My last and final pageant.

Things have been crazy since I've been juggling with my full-time job, freelance writing job, Autism concert plans, and now on top of that, a beauty pageant. Honestly, I kinda moved on from pageantry after my national competition back in April because I want to dedicate more time for my career. However, an e-mail came last month and I just decided to attend the video audition last Saturday to try my luck. Lo and behold, I got it..this morning. I actually applied for this right after my national pageant haha. That time very eager la...that's why.

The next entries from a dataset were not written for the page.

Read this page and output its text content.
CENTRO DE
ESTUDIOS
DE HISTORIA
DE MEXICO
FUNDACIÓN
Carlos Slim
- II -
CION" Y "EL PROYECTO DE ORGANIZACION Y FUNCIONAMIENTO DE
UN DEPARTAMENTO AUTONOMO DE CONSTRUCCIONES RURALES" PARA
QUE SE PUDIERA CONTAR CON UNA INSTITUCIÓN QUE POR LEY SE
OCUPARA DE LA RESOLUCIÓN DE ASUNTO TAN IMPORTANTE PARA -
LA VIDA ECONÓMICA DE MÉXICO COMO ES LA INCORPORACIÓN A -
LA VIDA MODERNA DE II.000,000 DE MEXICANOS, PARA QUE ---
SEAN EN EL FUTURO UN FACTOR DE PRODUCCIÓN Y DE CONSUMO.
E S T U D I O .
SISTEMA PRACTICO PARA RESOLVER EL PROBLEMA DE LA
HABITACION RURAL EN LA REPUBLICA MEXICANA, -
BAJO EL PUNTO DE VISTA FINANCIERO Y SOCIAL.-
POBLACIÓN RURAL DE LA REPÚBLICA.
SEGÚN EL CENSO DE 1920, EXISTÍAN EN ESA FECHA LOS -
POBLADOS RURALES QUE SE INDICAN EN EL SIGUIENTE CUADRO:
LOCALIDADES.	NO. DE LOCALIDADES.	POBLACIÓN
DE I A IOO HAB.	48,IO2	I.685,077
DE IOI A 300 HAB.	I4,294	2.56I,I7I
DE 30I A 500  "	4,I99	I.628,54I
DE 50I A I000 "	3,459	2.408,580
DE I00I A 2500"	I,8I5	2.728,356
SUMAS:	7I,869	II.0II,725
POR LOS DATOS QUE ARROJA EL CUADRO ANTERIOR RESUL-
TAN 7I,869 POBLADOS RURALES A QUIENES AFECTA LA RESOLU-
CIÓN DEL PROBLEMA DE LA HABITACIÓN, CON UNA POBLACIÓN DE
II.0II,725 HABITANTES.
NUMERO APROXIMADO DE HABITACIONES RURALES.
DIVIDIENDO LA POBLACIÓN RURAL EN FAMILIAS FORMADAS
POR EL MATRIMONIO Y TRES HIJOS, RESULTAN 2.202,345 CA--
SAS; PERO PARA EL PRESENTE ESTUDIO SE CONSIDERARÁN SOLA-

Truthfully, I think my audition was average. I definitely did better for the last two auditions. Perhaps, that's because I just go with the flow this time rather than preparing a guideline. What a coincidence that all 3 of my auditions were 1-1 interview with the State/National Director. The only difference is that I actually sang for this audition and they didn't stop me! I was relieved and I found it funny after the call was over haha.

Now that it has sunk in, I'm panicking a little as I've not walked in 5-7 inches heels for nearly 5 months! Looking at the itinerary got me worried as the finals will be held next Sunday. Since, I'm the second batch of finalists selected (I missed the first audition due to a clash in my performance schedule), that leaves me only 1 week to get everything together. This pageant focuses a lot of Q&A and I feel that I'm still lacking in this area.

It's gonna be a hell of a week: working, driving to places to get my outfits, practicing my rusty catwalk, preparing the essay, ticketing, brush up on my public speaking skills, etc. BUT I'm really excited to meet the other girls and learn something from them.

On a random note, I'm really thankful to God and proud of myself to have come this far. A girl with serious social anxiety issues coming out to join pageants, meet new people, and pick up interesting job challenges? The first thing I wanna do is to hug this girl back in 2014, in our room as she's too afraid to face the world, tell her that everything will be okay and she'll do the amazing things that appeared in her dreams.

Great things will happen to you when you take a bold step towards new challenges. Am I still afraid? Of course. I still feel slightly nervous to go to social events, but I always comfort and encourage myself to step out and it works because I always come back feeling accomplished and gained knowledge from the people I met.